Originally estimated to cost 500 million baht, the plant on Soi Wat Boonkanjanaram is 95 percent built and half the required equipment has been installed, Deputy Mayor Verawat Khakhay said during a tour of the construction site with water-quality analysis staffers May 12.
Deputy Mayor Verawat Khakhay tours the construction site of Pattaya’s second wastewater-treatment plant in Jomtien Beach.
Launched in 2010, the plant was first slated to be completed in 2012. The new completion date is set for Aug. 4 and Verawat promised fines against the contractor of 1.4 million baht a day if work runs late.
The latest estimate of the project’s cost now stands at 558 million baht. The mayor blamed changes to building plans made by city hall planners and 2011’s national flooding crisis for the delay.
Current plans call for the treatment plant to be lined via underground drainage pipes serving South Pattaya, Thepprasit Road, certain areas of Jomtien from Thepprasit sois 7-9, Soi Jurarat, Sukhumvit Road and the Mae La-Or Market.

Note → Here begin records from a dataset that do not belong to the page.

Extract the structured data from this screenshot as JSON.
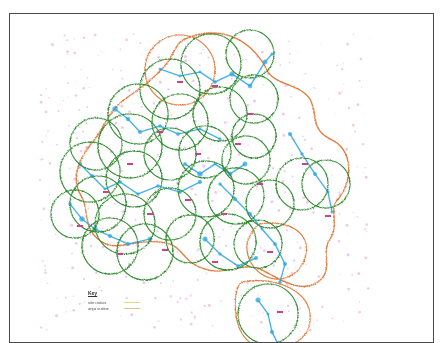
{
  "map": {
    "title": "",
    "colors": {
      "coverage_circle": "#2e8b2e",
      "boundary": "#e07a3a",
      "route": "#2aa3e0",
      "point": "#d0408a",
      "background_dots": "#f2c9e6"
    }
  },
  "legend": {
    "title": "Key",
    "items": [
      {
        "label": "site radius",
        "color": "#e6d58a"
      },
      {
        "label": "area outline",
        "color": "#e6c08a"
      }
    ]
  }
}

The Market has sat at the center of the problem, as drainage systems on either side of the area did not connect. Hence water backed up and flooded neighborhoods. On May 14, workers began laying connecting pipes around and through the market. The work is expected to continue through mid-June. The mayor warned motorists in the area to expect traffic problems caused by the construction.
“Once we complete the wastewater treatment plant, it will become an amazing collection point that will drain water from neighborhoods that now experience flooding during the rainy season,” Verawat said.